Support processors without L3 cache

Question

Support processors without L3 cache

thematrixincendies opened this issue 8 years ago · 6 comments

thematrixincendies commented 8 years ago

Hi,
I am trying to use nnpack on an Intel Atom Z530 and I get the hardware not supported status when initializing. After taking a look at init.c I figured there is a requirement for L3 cache. Is it in any way possible to work around this requirement or is the deeply necessary by nnpack?

Answer 1 · 2016-11-09T20:40:54.000Z

You can mock L3 size (as is currently done on ARM), but performance wouldn't be as great.

Answer 2 · 2016-11-10T18:06:45.000Z

Thanks for the answer, could you elaborate a bit more on that? I am currently cross-compiling for the Intel Atom on a Linux host to a linux (but 32-bit) target. Therefore I added my lib paths to the cflags in configure.py and also added target specific flags. Then I am configuring with --enable-psimd and building the static lib via ninja, which is then added to my project. This all is working so far, except the above.
I think with mock you mean fill the hw_info struct myself with fixed values as it's done in the function static void init_hwinfo(void)? Is that all?

Answer 3 · 2016-11-11T22:12:01.000Z

Okay, I figured it out somehow. There seem to be some constraits though on the cache sizes, because I was getting Floating Point Exceptions when entering false cache values. I am now taking L1 and L2 values from the cpu info and mocking L3. Any experience what might be good values to keep the performance as high as possible?

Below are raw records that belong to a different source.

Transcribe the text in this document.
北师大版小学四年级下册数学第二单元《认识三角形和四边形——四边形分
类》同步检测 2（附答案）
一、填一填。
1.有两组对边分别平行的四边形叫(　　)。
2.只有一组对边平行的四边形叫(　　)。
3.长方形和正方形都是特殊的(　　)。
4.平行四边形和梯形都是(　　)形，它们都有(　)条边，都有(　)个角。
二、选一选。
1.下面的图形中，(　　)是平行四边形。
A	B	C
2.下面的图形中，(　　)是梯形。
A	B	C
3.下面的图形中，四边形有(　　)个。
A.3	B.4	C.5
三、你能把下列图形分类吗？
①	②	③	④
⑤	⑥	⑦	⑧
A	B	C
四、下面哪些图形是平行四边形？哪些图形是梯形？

Answer 4 · 2016-11-13T19:25:00.000Z

Pretending L3_size = L2_size should work well

Answer 5 · 2016-11-20T21:58:35.000Z

There are interesting performance on a different Atom with https://github.com/IntelLabs/SkimCaffe

Answer 6 · 2018-10-08T17:02:00.000Z

Shouldn't this be high priority given the prevalence of devices w/o an L3 cache in the mobile and embedded world? ;)
Likewise - would a better 'fix' (then pretending l3 = l2) be to change the outer loops to walk in increments of 1 (i.e. set output_*_block_max to 1 in case there is no L3 cache)?